I'm not sure if that's ethical storytelling, it very well may not be, but it sounds like a crazy fun thing to do. And I couldn't do that until I exposed Harada to the world, until I made him an uncontrollable force. Thematically, it's a trip, since the incarnation of Harada we know from "Harbinger" was really a bit of a comment on capitalism. But now we can explore issues of democracy and totalitarianism. Which, with the record low voter turnout in America and democracy under the boot of extremism in flashpoints all across the world, seems like a pretty topical topic.

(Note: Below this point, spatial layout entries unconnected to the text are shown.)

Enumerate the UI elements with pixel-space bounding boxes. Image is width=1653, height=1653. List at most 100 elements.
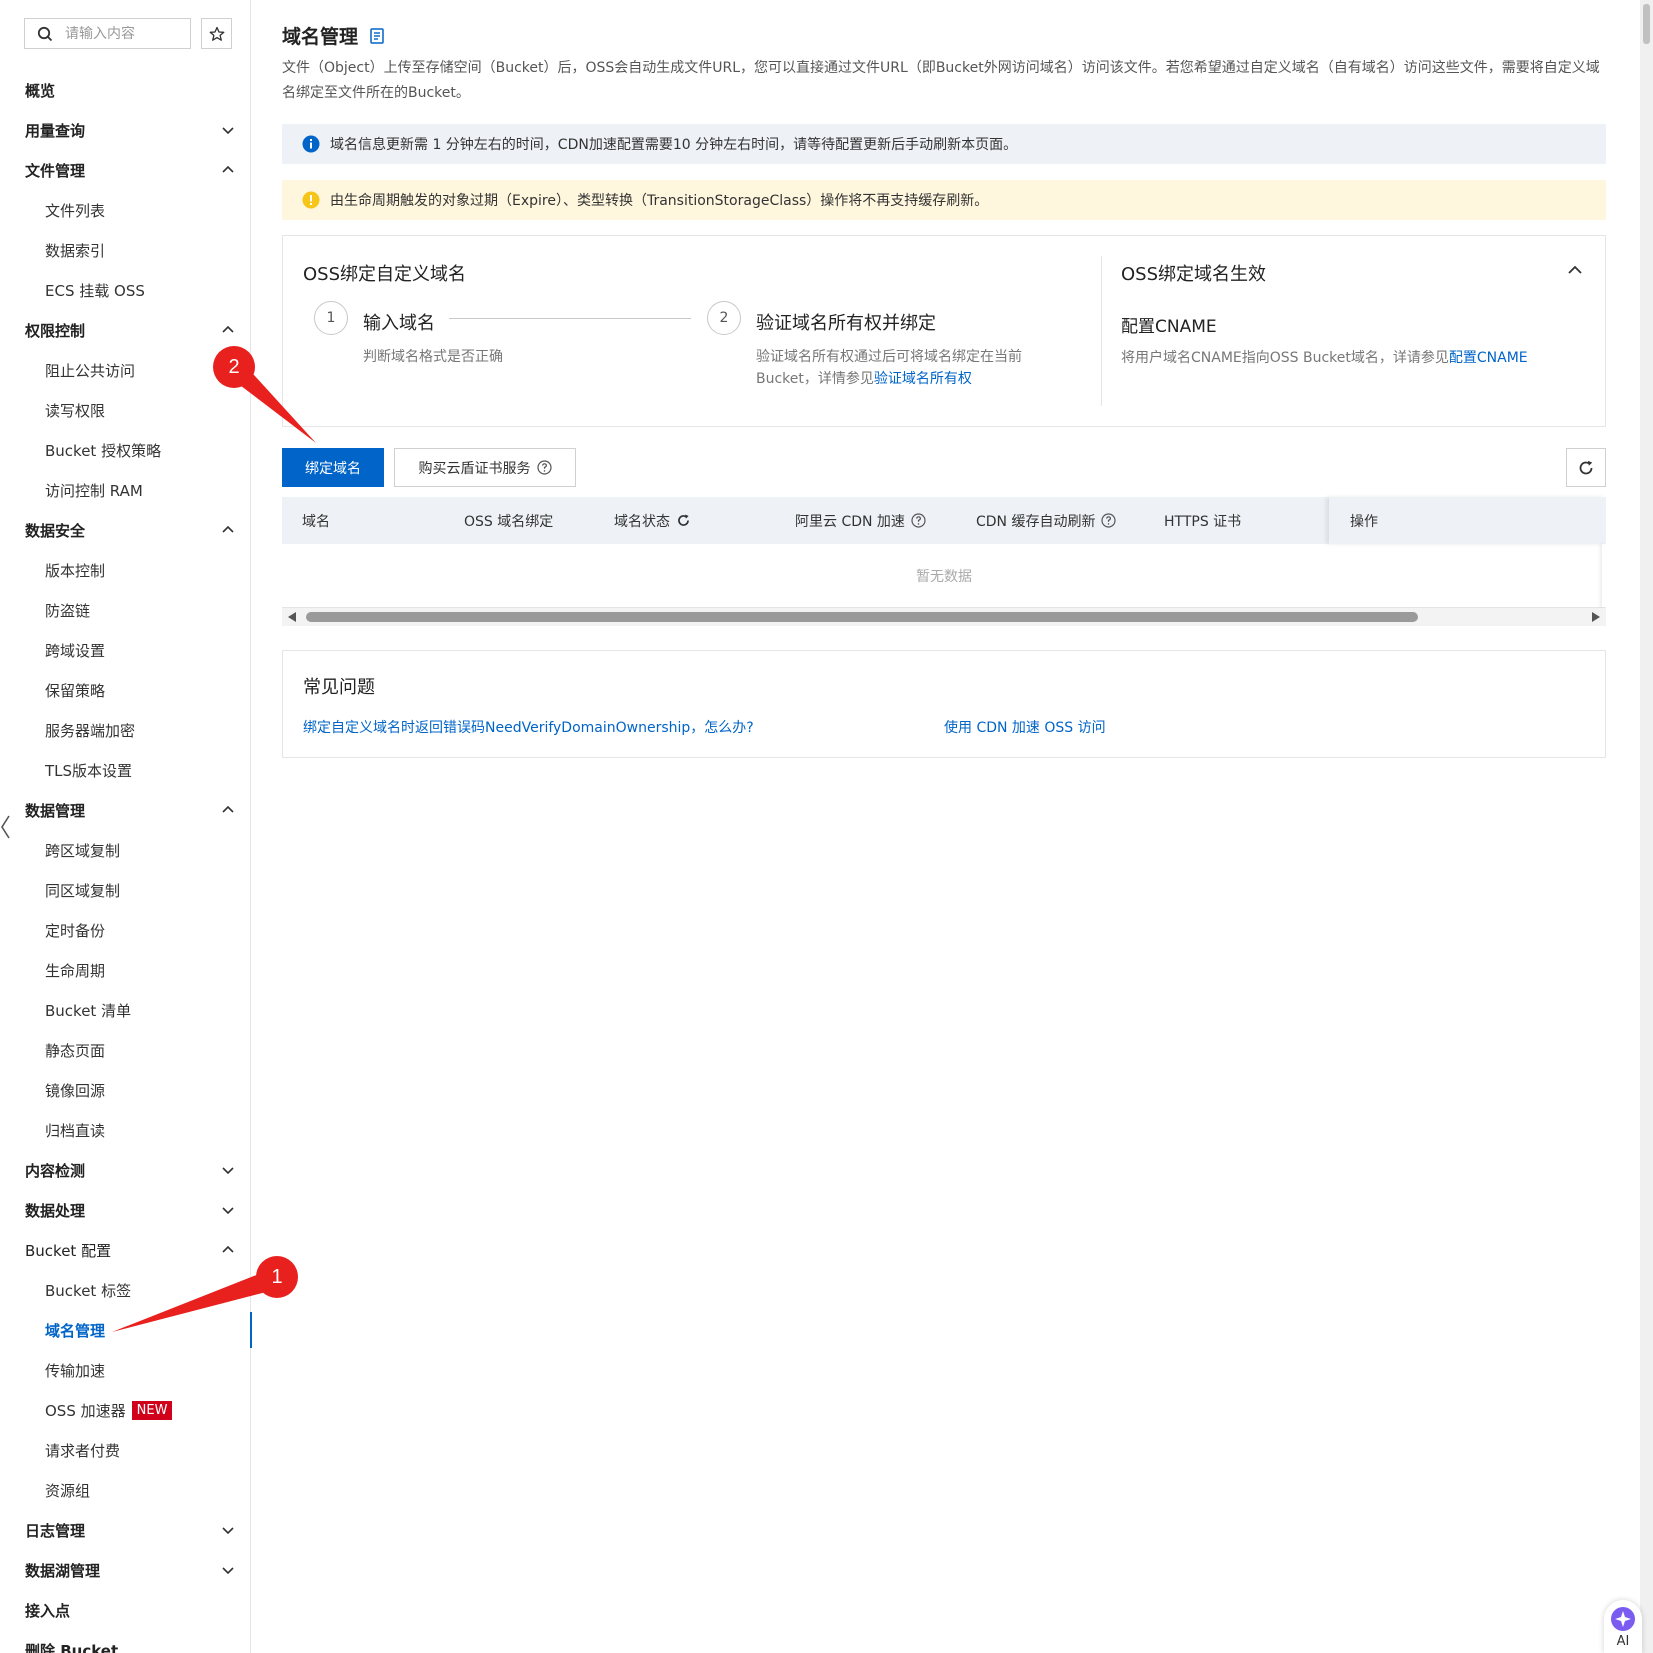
- steps-card-title: OSS绑定自定义域名: [303, 264, 467, 285]
- refresh-icon[interactable]: [676, 513, 691, 528]
- scroll-left-arrow[interactable]: [288, 612, 296, 622]
- step-1-desc: 判断域名格式是否正确: [363, 349, 503, 365]
- sidebar-item[interactable]: 防盗链: [0, 590, 251, 630]
- sidebar-item[interactable]: 用量查询: [0, 110, 251, 150]
- sidebar-item[interactable]: 请求者付费: [0, 1430, 251, 1470]
- sidebar-item-label: 静态页面: [45, 1041, 106, 1060]
- doc-icon[interactable]: [370, 27, 384, 44]
- sidebar-item-label: 归档直读: [45, 1121, 106, 1140]
- warning-icon: [302, 191, 320, 209]
- config-cname-link[interactable]: 配置CNAME: [1449, 350, 1528, 366]
- page-scrollbar-thumb[interactable]: [1643, 4, 1650, 44]
- sidebar-item[interactable]: 数据索引: [0, 230, 251, 270]
- annotation-badge-2: 2: [213, 346, 255, 388]
- refresh-button[interactable]: [1566, 448, 1606, 487]
- sidebar-item[interactable]: 资源组: [0, 1470, 251, 1510]
- sidebar-item[interactable]: Bucket 授权策略: [0, 430, 251, 470]
- chevron-up-icon: [222, 165, 234, 173]
- sidebar-item[interactable]: 同区域复制: [0, 870, 251, 910]
- sidebar-item-label: 数据湖管理: [25, 1561, 101, 1580]
- search-input[interactable]: [65, 25, 175, 42]
- step-connector: [449, 318, 691, 319]
- sidebar-item[interactable]: 镜像回源: [0, 1070, 251, 1110]
- sidebar-item[interactable]: 传输加速: [0, 1350, 251, 1390]
- sidebar-item[interactable]: Bucket 清单: [0, 990, 251, 1030]
- chevron-left-icon[interactable]: [0, 812, 12, 842]
- sidebar-item[interactable]: ECS 挂载 OSS: [0, 270, 251, 310]
- sidebar-item-label: Bucket 配置: [25, 1241, 112, 1260]
- column-header-status-label: 域名状态: [614, 513, 670, 530]
- sidebar-item-label: 防盗链: [45, 601, 91, 620]
- favorite-button[interactable]: [201, 18, 232, 49]
- horizontal-scrollbar[interactable]: [282, 608, 1606, 626]
- sidebar-item[interactable]: 归档直读: [0, 1110, 251, 1150]
- sidebar-item-label: 用量查询: [25, 121, 86, 140]
- sidebar-item[interactable]: 数据管理: [0, 790, 251, 830]
- warning-alert-text: 由生命周期触发的对象过期（Expire）、类型转换（TransitionStor…: [330, 193, 989, 209]
- column-header-cdn-refresh-label: CDN 缓存自动刷新: [976, 513, 1096, 530]
- page-description: 文件（Object）上传至存储空间（Bucket）后，OSS会自动生成文件URL…: [282, 60, 1600, 101]
- sidebar-item[interactable]: 数据处理: [0, 1190, 251, 1230]
- chevron-up-icon[interactable]: [1565, 260, 1585, 280]
- sidebar-item[interactable]: 数据湖管理: [0, 1550, 251, 1590]
- sidebar-item[interactable]: 跨域设置: [0, 630, 251, 670]
- sidebar-item[interactable]: 跨区域复制: [0, 830, 251, 870]
- sidebar-item-label: 访问控制 RAM: [45, 481, 143, 500]
- sidebar: 概览用量查询文件管理文件列表数据索引 ECS 挂载 OSS 权限控制阻止公共访问读写…: [0, 0, 252, 1653]
- sidebar-item-label: 日志管理: [25, 1521, 86, 1540]
- sidebar-item[interactable]: 数据安全: [0, 510, 251, 550]
- sidebar-item[interactable]: 读写权限: [0, 390, 251, 430]
- step-2-desc-line1: 验证域名所有权通过后可将域名绑定在当前: [756, 349, 1022, 365]
- help-icon[interactable]: [1101, 513, 1117, 528]
- sidebar-item-label: 版本控制: [45, 561, 106, 580]
- sidebar-item[interactable]: 域名管理: [0, 1310, 252, 1350]
- sidebar-item[interactable]: 访问控制 RAM: [0, 470, 251, 510]
- sidebar-item[interactable]: 静态页面: [0, 1030, 251, 1070]
- search-box[interactable]: [24, 18, 191, 49]
- table-body-shadow: [1602, 544, 1606, 608]
- sidebar-item-label: 数据安全: [25, 521, 86, 540]
- verify-ownership-link[interactable]: 验证域名所有权: [874, 371, 972, 387]
- sidebar-item[interactable]: 内容检测: [0, 1150, 251, 1190]
- buy-certificate-label: 购买云盾证书服务: [418, 460, 531, 477]
- help-icon: [536, 460, 552, 475]
- sidebar-item[interactable]: 保留策略: [0, 670, 251, 710]
- bind-domain-button[interactable]: 绑定域名: [282, 448, 384, 487]
- sidebar-item-label: 内容检测: [25, 1161, 86, 1180]
- sidebar-item[interactable]: 生命周期: [0, 950, 251, 990]
- step-2-desc-line2: Bucket，详情参见: [756, 371, 874, 387]
- sidebar-item[interactable]: Bucket 标签: [0, 1270, 251, 1310]
- sidebar-item[interactable]: 删除 Bucket: [0, 1630, 251, 1653]
- sidebar-item-label: 删除 Bucket: [25, 1641, 119, 1653]
- sidebar-item[interactable]: 文件管理: [0, 150, 251, 190]
- chevron-down-icon: [222, 1167, 234, 1175]
- help-icon[interactable]: [911, 513, 926, 528]
- sidebar-item-label: ECS 挂载 OSS: [45, 281, 145, 300]
- faq-link-verify-ownership[interactable]: 绑定自定义域名时返回错误码NeedVerifyDomainOwnership，怎…: [303, 717, 754, 737]
- sidebar-item-label: 生命周期: [45, 961, 106, 980]
- sidebar-item[interactable]: 接入点: [0, 1590, 251, 1630]
- step-1-title: 输入域名: [363, 313, 435, 334]
- warning-alert: 由生命周期触发的对象过期（Expire）、类型转换（TransitionStor…: [282, 180, 1606, 220]
- page-scrollbar[interactable]: [1640, 0, 1653, 1653]
- sidebar-item[interactable]: Bucket 配置: [0, 1230, 251, 1270]
- scrollbar-thumb[interactable]: [306, 612, 1418, 622]
- sidebar-item[interactable]: 权限控制: [0, 310, 251, 350]
- sidebar-item[interactable]: TLS版本设置: [0, 750, 251, 790]
- step-2-desc: 验证域名所有权通过后可将域名绑定在当前 Bucket，详情参见验证域名所有权: [756, 346, 1022, 390]
- buy-certificate-button[interactable]: 购买云盾证书服务: [394, 448, 576, 487]
- sidebar-item[interactable]: 文件列表: [0, 190, 251, 230]
- sidebar-item-label: 数据处理: [25, 1201, 86, 1220]
- annotation-badge-1: 1: [256, 1256, 298, 1298]
- scroll-right-arrow[interactable]: [1592, 612, 1600, 622]
- sidebar-item[interactable]: 定时备份: [0, 910, 251, 950]
- sidebar-item[interactable]: 日志管理: [0, 1510, 251, 1550]
- sidebar-item-label: 权限控制: [25, 321, 86, 340]
- sidebar-item[interactable]: 服务器端加密: [0, 710, 251, 750]
- faq-link-cdn[interactable]: 使用 CDN 加速 OSS 访问: [944, 717, 1106, 737]
- sidebar-item[interactable]: OSS 加速器 NEW: [0, 1390, 251, 1430]
- cname-desc: 将用户域名CNAME指向OSS Bucket域名，详请参见配置CNAME: [1121, 347, 1528, 367]
- sidebar-item[interactable]: 概览: [0, 70, 251, 110]
- sidebar-item[interactable]: 版本控制: [0, 550, 251, 590]
- ai-assistant-button[interactable]: AI: [1604, 1600, 1642, 1653]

And besides, I don't want to just do the same thing over and over again with Harada. I could've kept the status quo of the Renegades forever, you know? Just let them be who they are, do their thing. But that's because they're just kids. Writing them is a more human, down to Earth experience. Harada is an opera. He's big and bold. He affects the arc of human history. It makes more sense for him to have tremendous shifts in his path.

Valiant has a number of conflicted leads, from X-O Manowar's unwieldy sense of vengeance to The Eternal Warrior's anger issues. Where do you think Harada sits within that? Do you see a heroic edge to him -- albeit one that will only be seen by the public if his new plan succeeds?

I think Harada, along with maybe Archer, Livewire and Faith, is the most inherently heroic character in the Valiant Universe. I just think Harada has a bigger vision and therefore a more impossible task set out for himself. And that vision creates a disconnect sometimes between what is right in the moment and what is wrong. That's why people think he's a villain.

But all who do bad things are not villains. And all who do good things are not heroes.